I suoi occhi incontrarono i miei e lo vidi scuotere leggermente la testa.

"Che c'è?" Chiesi.

"Compagna", ringhiò, prima di alzarsi e prendere le sue cose. "Vieni con me, adesso".

"Ehm, no", risposi. Lui ringhiò di nuovo.

Lo guardai scioccata. "Cosa sei? Un animale? Vattene, idiota", mormorai, tornando a guardare il mio libro.

Lo sentii fare di nuovo quel verso prima di andarsene. Alzai lo sguardo e lo guardai uscire. Mi accigliai e scossi la testa.

Che diavolo gli è preso?

***

Quando tornai a casa, il locale era pieno e qualcuno mi aveva rubato il posto. Gemetti un po' e mi diressi verso il retro, dove di solito papà teneva il suo furgone.

Parcheggiai, presi le mie cose, la spesa e mi diressi all'interno.

C'era molto rumore e potevo sentire le risate dei ragazzi più giovani e la voce squillante di mio padre che dava ordini alle persone.

Passai dal retro ed entrai in cucina. Appoggiai le due borse sulla panca prima di guardare Sawyer entrare con un piccolo sorriso sulle labbra.

"Non posso occuparmi di te in questo momento. Per favore, lasciami in pace". Sospirai. Lui si avvicinò a me.

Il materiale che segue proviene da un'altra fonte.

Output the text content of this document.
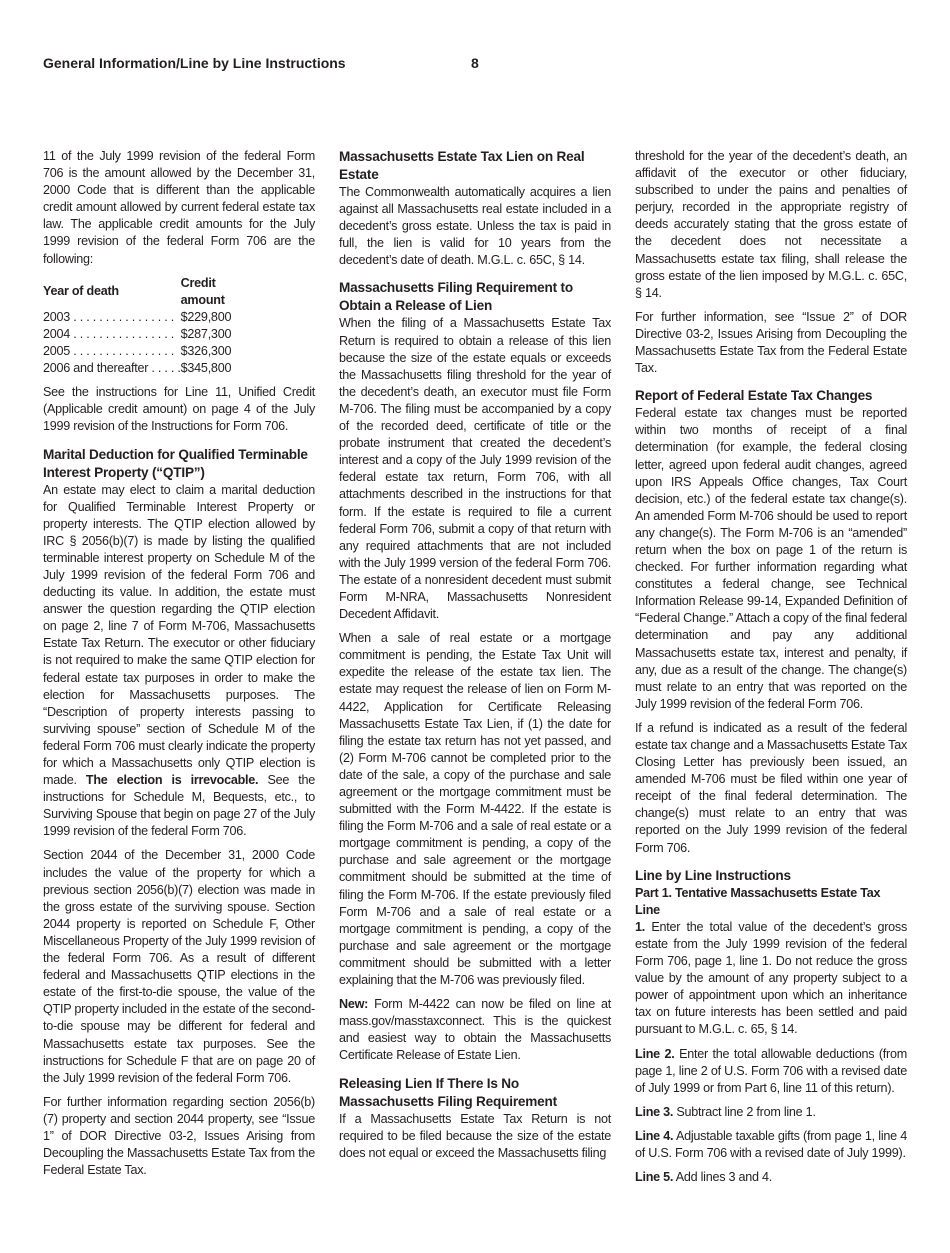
General Information/Line by Line Instructions	8

11 of the July 1999 revision of the federal Form 706 is the amount allowed by the December 31, 2000 Code that is different than the applicable credit amount allowed by current federal estate tax law. The applicable credit amounts for the July 1999 revision of the federal Form 706 are the following:

Year of death	Credit amount
2003 . . . . . . . . . . . . . . . .	$229,800
2004 . . . . . . . . . . . . . . . .	$287,300
2005 . . . . . . . . . . . . . . . .	$326,300
2006 and thereafter . . . . .	$345,800

See the instructions for Line 11, Unified Credit (Applicable credit amount) on page 4 of the July 1999 revision of the Instructions for Form 706.

Marital Deduction for Qualified Terminable Interest Property (“QTIP”)

An estate may elect to claim a marital deduction for Qualified Terminable Interest Property or property interests. The QTIP election allowed by IRC § 2056(b)(7) is made by listing the qualified terminable interest property on Schedule M of the July 1999 revision of the federal Form 706 and deducting its value. In addition, the estate must answer the question regarding the QTIP election on page 2, line 7 of Form M-706, Massachusetts Estate Tax Return. The executor or other fiduciary is not required to make the same QTIP election for federal estate tax purposes in order to make the election for Massachusetts purposes. The “Description of property interests passing to surviving spouse” section of Schedule M of the federal Form 706 must clearly indicate the property for which a Massachusetts only QTIP election is made. The election is irrevocable. See the instructions for Schedule M, Bequests, etc., to Surviving Spouse that begin on page 27 of the July 1999 revision of the federal Form 706.

Section 2044 of the December 31, 2000 Code includes the value of the property for which a previous section 2056(b)(7) election was made in the gross estate of the surviving spouse. Section 2044 property is reported on Schedule F, Other Miscellaneous Property of the July 1999 revision of the federal Form 706. As a result of different federal and Massachusetts QTIP elections in the estate of the first-to-die spouse, the value of the QTIP property included in the estate of the second-to-die spouse may be different for federal and Massachusetts estate tax purposes. See the instructions for Schedule F that are on page 20 of the July 1999 revision of the federal Form 706.

For further information regarding section 2056(b)(7) property and section 2044 property, see “Issue 1” of DOR Directive 03-2, Issues Arising from Decoupling the Massachusetts Estate Tax from the Federal Estate Tax.

Massachusetts Estate Tax Lien on Real Estate

The Commonwealth automatically acquires a lien against all Massachusetts real estate included in a decedent’s gross estate. Unless the tax is paid in full, the lien is valid for 10 years from the decedent’s date of death. M.G.L. c. 65C, § 14.

Massachusetts Filing Requirement to Obtain a Release of Lien

When the filing of a Massachusetts Estate Tax Return is required to obtain a release of this lien because the size of the estate equals or exceeds the Massachusetts filing threshold for the year of the decedent’s death, an executor must file Form M-706. The filing must be accompanied by a copy of the recorded deed, certificate of title or the probate instrument that created the decedent’s interest and a copy of the July 1999 revision of the federal estate tax return, Form 706, with all attachments described in the instructions for that form. If the estate is required to file a current federal Form 706, submit a copy of that return with any required attachments that are not included with the July 1999 version of the federal Form 706. The estate of a nonresident decedent must submit Form M-NRA, Massachusetts Nonresident Decedent Affidavit.

When a sale of real estate or a mortgage commitment is pending, the Estate Tax Unit will expedite the release of the estate tax lien. The estate may request the release of lien on Form M-4422, Application for Certificate Releasing Massachusetts Estate Tax Lien, if (1) the date for filing the estate tax return has not yet passed, and (2) Form M-706 cannot be completed prior to the date of the sale, a copy of the purchase and sale agreement or the mortgage commitment must be submitted with the Form M-4422. If the estate is filing the Form M-706 and a sale of real estate or a mortgage commitment is pending, a copy of the purchase and sale agreement or the mortgage commitment should be submitted at the time of filing the Form M-706. If the estate previously filed Form M-706 and a sale of real estate or a mortgage commitment is pending, a copy of the purchase and sale agreement or the mortgage commitment should be submitted with a letter explaining that the M-706 was previously filed.

New: Form M-4422 can now be filed on line at mass.gov/masstaxconnect. This is the quickest and easiest way to obtain the Massachusetts Certificate Release of Estate Lien.

Releasing Lien If There Is No Massachusetts Filing Requirement

If a Massachusetts Estate Tax Return is not required to be filed because the size of the estate does not equal or exceed the Massachusetts filing

threshold for the year of the decedent’s death, an affidavit of the executor or other fiduciary, subscribed to under the pains and penalties of perjury, recorded in the appropriate registry of deeds accurately stating that the gross estate of the decedent does not necessitate a Massachusetts estate tax filing, shall release the gross estate of the lien imposed by M.G.L. c. 65C, § 14.

For further information, see “Issue 2” of DOR Directive 03-2, Issues Arising from Decoupling the Massachusetts Estate Tax from the Federal Estate Tax.

Report of Federal Estate Tax Changes

Federal estate tax changes must be reported within two months of receipt of a final determination (for example, the federal closing letter, agreed upon federal audit changes, agreed upon IRS Appeals Office changes, Tax Court decision, etc.) of the federal estate tax change(s). An amended Form M-706 should be used to report any change(s). The Form M-706 is an “amended” return when the box on page 1 of the return is checked. For further information regarding what constitutes a federal change, see Technical Information Release 99-14, Expanded Definition of “Federal Change.” Attach a copy of the final federal determination and pay any additional Massachusetts estate tax, interest and penalty, if any, due as a result of the change. The change(s) must relate to an entry that was reported on the July 1999 revision of the federal Form 706.

If a refund is indicated as a result of the federal estate tax change and a Massachusetts Estate Tax Closing Letter has previously been issued, an amended M-706 must be filed within one year of receipt of the final federal determination. The change(s) must relate to an entry that was reported on the July 1999 revision of the federal Form 706.

Line by Line Instructions

Part 1. Tentative Massachusetts Estate Tax Line
1. Enter the total value of the decedent’s gross estate from the July 1999 revision of the federal Form 706, page 1, line 1. Do not reduce the gross value by the amount of any property subject to a power of appointment upon which an inheritance tax on future interests has been settled and paid pursuant to M.G.L. c. 65, § 14.

Line 2. Enter the total allowable deductions (from page 1, line 2 of U.S. Form 706 with a revised date of July 1999 or from Part 6, line 11 of this return).

Line 3. Subtract line 2 from line 1.

Line 4. Adjustable taxable gifts (from page 1, line 4 of U.S. Form 706 with a revised date of July 1999).

Line 5. Add lines 3 and 4.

Sawyer era il tipo di ragazzo che non accettava facilmente un rifiuto dalle ragazze. Era un idiota, ma era anche affascinante.

Si era fatto Natalie e me, così come tutte le altre ragazze che gli piacevano.

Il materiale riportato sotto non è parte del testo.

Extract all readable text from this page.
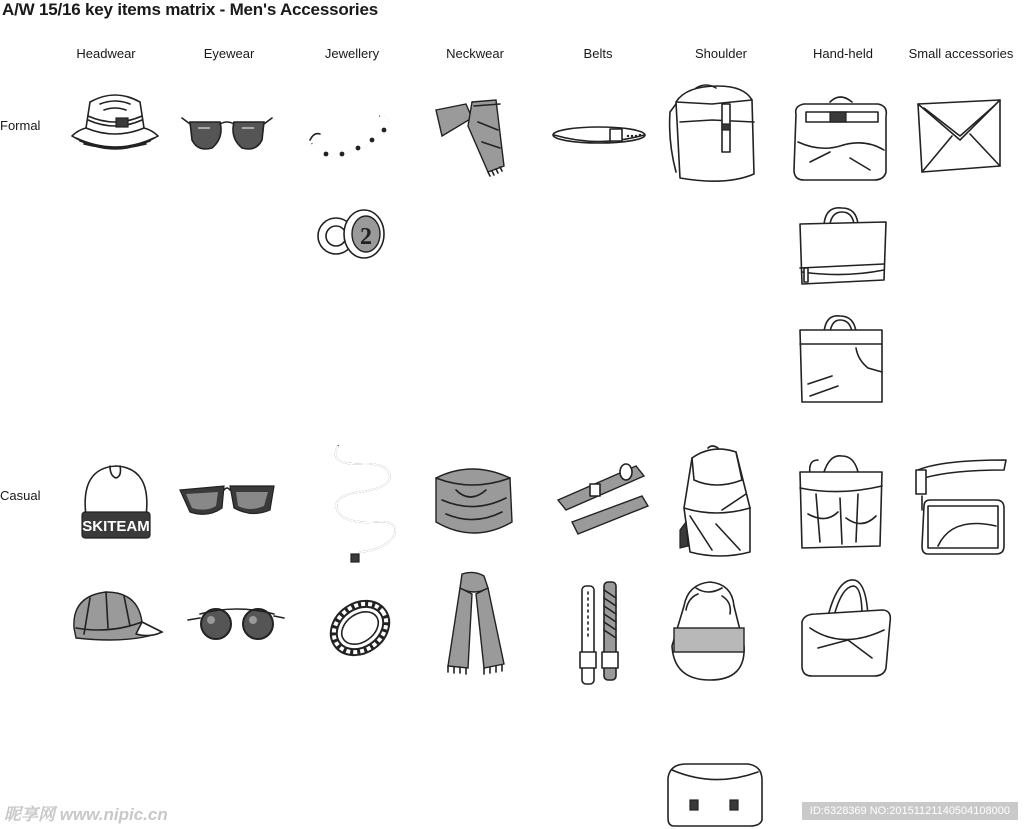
A/W 15/16 key items matrix - Men's Accessories
Headwear	Eyewear	Jewellery	Neckwear	Belts	Shoulder	Hand-held	Small accessories
Formal
Casual
2
SKITEAM
昵享网 www.nipic.cn	ID:6328369 NO:20151121140504108000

Mi allontanai e girai intorno al bancone quando mi raggiunse. Sapevo che, se mi avesse toccata, non sarei stata in grado di resistere.

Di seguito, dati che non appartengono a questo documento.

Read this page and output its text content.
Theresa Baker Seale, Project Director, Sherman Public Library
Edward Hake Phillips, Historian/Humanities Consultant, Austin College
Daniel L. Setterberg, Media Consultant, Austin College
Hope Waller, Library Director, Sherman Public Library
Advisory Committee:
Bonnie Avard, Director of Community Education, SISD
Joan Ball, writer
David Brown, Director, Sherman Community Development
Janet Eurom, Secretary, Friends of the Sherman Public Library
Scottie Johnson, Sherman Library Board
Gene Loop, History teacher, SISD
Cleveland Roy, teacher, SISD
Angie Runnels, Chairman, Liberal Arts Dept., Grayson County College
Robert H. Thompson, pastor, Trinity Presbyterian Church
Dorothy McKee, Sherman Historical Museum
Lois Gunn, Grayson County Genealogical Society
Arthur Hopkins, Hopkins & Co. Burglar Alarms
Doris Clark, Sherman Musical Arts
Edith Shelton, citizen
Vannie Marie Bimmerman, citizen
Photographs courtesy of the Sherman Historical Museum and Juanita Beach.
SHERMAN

"Devo mettere via la spesa".

"Posso aiutarti". Scrollò le spalle e si spostò verso le buste.

Feci un piccolo e silenzioso respiro prima di iniziare a mettere via la spesa. Presi i mirtilli, i lamponi, tutti i frutti di bosco e la frutta e li misi in frigo insieme allo yogurt al cocco (letteralmente la cosa migliore del mondo).

Posammo tutto quello che andava nella dispensa e in breve tempo finimmo. Sawyer posò le mani sui miei fianchi. Mi bloccai.

"Sawyer, togli le mani di dosso a mia figlia", disse papà entrando.

"Signore", Sawyer indietreggiò, "N-non volevo..." Balbettò, strofinandosi la nuca. Io mi allontanai da lui e presi un bicchiere dalla credenza.

"Certo", rispose papà. "I ragazzi stanno uscendo e tu andrai con loro".

"Sì, signore", annuì e si avviò velocemente verso l'uscita. Portai il bicchiere d'acqua alla bocca sorridendo. Lo finii e lo posai nel lavandino vuoto prima di cogliere lo sguardo di papà.

"Che c'è?"

"Lavori stasera?"

"Sì". Annuii e poi roteai gli occhi. Lui si girò e se ne andò. "Vuoi pranzare?" Esclamai, poi mi accigliai quando entrò Natalie. "Sei tornata a casa presto?"

"Sì, mi sono messa nei guai e mi sono fatta accompagnare a casa da Tom". Fece una piccola smorfia, poi, gemendo, mi abbracciò. "Fa che quest'anno finisca presto, così potremo stare senza far niente per sempre".

"No, dobbiamo lavorare", replicai. Lei sbuffò e si diresse verso il frigorifero.

"No, in futuro sarò una mamma casalinga. Mio marito si farà il mazzo per noi", rispose. Io risi leggermente.

"Sembra una buona idea", sorrisi, ma il sorriso svanì quando sentii delle urla e delle imprecazioni fuori.

Mi voltai verso Natalie e lei mi guardò. Entrambe corremmo fuori. Tutti stavano correndo, fuori si vedevano le fiamme.

Arrivammo fuori e mi fermai di colpo, boccheggiando. Una moto in fiamme stava per esplodere.

Feci indietreggiare Natalie mentre papà urlava a tutti di allontanarsi.

"Di chi è quella moto?" Chiesi sottovoce. Lei mi guardò per un attimo.

"Credo sia di Sawyer", rispose, voltandosi. Io mi guardai intorno per cercare Sawyer.

Lo trovai, seduto a terra con alcuni altri ragazzi intorno; si guardava le braccia bruciate, il collo e un lato del viso.

Distolsi lo sguardo e tornai a guardare la moto mentre cercavano di spegnere le fiamme.

"Resta qui", dissi a mia sorella prima di muovermi tra la folla e raggiungere Sawyer. "Ti portiamo all'ospedale, eh?"

"Sto bene", rispose con rabbia.

"Cosa è successo?" Chiese papà, avvicinandosi.

"Non lo so. L'ho messa in moto e ha preso fuoco", rispose mentre lo aiutavano ad alzarsi. "Comunque sto bene".

"Non sembra", risposi toccandogli il braccio. Lui trasalì e si allontanò. "Hai bisogno di aiuto".

"Sarebbe meglio se ci pensassi tu, signorina", rispose papà. Io lo guardai per un attimo prima di allontanarmi con Sawyer.